Shape memory alloy based morphing for underwater vehicles

Abstract

A shape memory alloy-based buoyancy engine is proposed in part one of this dissertation. The structural design of this concept was analyzed and a benchtop prototype was produced. Experimental testing of the prototype's displacement-temperature behavior agreed well with simulation predictions. The vertical dynamics of a scaled-up protoype in oceanic operation were also investigated. A coupled dynamic and heat-transfer simulation showed operation of the buoyancy engine to 770m. The fatigue life was estimated from the strain of the alloys and shown to effectively eliminate the constraint of the buoyancy engine on endurance. A semi-active system was proposed and the simulation indicated that the semi-active system would enable surfacing of the glider. Cu-Zn-Al shape memory alloys were identified for oceanic operation.

In part two, shape memory alloys were integrated into the wing of an undersea glider to create change camber and control glider pitch. The hydrodynamic impact of variable camber was also addressed. Steady-state gliding performance analysis showed that the internal pitch control mechanism can be eliminated by implementing variable camber and relocating the wing. The elimination of the internal pitch control mechanism would increase glider payload and permit carrying additional batteries. Variable camber was modeled as a flap deflection, and the hydrodynamic analysis indicated that deflection of a 30% flap past 7° was near separation on the glider wing at relevant angles of attack. Variable camber was achieved by using finite element analysis to model both surface-mounted shape memory alloy wires and integrated shape memory alloy sheet actuators.

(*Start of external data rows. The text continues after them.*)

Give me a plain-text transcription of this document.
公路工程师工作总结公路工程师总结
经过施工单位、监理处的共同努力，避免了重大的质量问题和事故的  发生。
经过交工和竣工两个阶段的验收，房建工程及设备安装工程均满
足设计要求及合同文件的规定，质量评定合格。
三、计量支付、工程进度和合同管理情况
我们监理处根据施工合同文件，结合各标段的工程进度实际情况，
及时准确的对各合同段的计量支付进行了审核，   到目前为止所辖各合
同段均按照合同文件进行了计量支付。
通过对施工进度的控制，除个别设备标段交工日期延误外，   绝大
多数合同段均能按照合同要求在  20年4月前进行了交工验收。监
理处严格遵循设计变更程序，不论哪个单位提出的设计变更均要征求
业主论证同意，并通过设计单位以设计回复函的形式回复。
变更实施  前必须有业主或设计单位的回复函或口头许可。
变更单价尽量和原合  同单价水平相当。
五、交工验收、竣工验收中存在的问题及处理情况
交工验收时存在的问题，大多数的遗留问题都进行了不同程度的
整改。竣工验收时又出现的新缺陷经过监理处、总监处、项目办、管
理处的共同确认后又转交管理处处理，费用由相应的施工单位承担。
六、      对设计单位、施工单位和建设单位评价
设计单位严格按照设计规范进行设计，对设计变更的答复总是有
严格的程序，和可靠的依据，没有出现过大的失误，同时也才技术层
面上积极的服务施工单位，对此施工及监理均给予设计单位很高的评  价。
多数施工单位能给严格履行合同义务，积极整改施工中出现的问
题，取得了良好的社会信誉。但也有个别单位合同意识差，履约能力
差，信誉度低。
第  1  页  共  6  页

During the last fifty years, researchers developed an understanding of shape memory alloys leading to their implementation in high-strain and shape change structures. Since the 1990's oceanographers have been using undersea gliders to study environmental variables in the oceanic water column. By identifying and designing shape memory alloy based adaptive structures for undersea gliders, the operational envelope of these vehicles can be extended. The methods and results described herein explore and evaluate how shape memory alloys can be used to extend the endurance of extant ocean gliders and scribe a path forward to integrate shape memory alloys more broadly in ocean engineering.